Bewusstsein für Compliance im Ausland wächst
Bei internationalen Geschäften müssen sich Unternehmen und Mitarbeiter auf kulturelle und rechtliche Unterschiede einstellen. Dass das auch die Gepflogenheiten bei Geschenken betrifft, wird jedoch zu wenig beachtet: 43 Prozent der Befragten, die Geschäftsbeziehungen ins Ausland pflegen, beschenken ausländische Geschäftspartner genau so wie deutsche. Elf Prozent sind sogar internationalen Partnern gegenüber eher großzügig und bedenken sie gelegentlich mit besonderen Aufmerksamkeiten. In manchen Kulturen mag das der Norm entsprechen, Compliance-technisch ist es ein Risiko.

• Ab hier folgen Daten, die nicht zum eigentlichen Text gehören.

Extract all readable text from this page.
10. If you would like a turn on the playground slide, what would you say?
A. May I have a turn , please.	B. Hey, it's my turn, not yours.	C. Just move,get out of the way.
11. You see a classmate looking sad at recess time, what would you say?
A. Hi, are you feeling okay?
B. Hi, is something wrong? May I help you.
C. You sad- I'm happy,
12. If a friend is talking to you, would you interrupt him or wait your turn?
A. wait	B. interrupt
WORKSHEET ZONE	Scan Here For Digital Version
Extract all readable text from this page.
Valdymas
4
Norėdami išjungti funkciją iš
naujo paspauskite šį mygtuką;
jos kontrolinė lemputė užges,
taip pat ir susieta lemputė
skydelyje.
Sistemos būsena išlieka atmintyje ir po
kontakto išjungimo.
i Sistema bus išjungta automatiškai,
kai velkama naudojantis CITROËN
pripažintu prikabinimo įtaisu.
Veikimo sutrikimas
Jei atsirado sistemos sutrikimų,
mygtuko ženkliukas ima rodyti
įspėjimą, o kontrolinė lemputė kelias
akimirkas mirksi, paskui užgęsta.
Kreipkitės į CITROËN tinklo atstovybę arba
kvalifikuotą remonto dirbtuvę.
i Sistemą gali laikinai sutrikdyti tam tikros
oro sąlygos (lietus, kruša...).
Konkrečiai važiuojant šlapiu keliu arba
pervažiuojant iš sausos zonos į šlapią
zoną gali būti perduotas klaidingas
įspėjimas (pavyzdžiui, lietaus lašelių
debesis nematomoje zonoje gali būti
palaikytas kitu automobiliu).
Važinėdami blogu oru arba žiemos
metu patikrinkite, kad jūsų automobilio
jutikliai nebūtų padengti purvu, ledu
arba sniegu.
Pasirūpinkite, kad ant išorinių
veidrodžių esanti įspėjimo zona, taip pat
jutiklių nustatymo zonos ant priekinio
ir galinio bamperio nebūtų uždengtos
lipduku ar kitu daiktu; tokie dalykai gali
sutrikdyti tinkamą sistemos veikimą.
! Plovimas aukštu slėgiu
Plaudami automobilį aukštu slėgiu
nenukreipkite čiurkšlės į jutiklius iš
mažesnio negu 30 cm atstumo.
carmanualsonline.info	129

Gerade in diesem sensiblen Bereich fehlt Verbindlichkeit, wie die Umfrage zeigt: Nur 19 Prozent der Befragten geben an, je nach Land unterschiedliche Geschenke-Regelungen ihres Arbeitgebers zu kennen. 17 Prozent sind besonders vorsichtig, da sie angesichts unterschiedlicher Gebräuche und Gesetze nichts falsch machen wollen.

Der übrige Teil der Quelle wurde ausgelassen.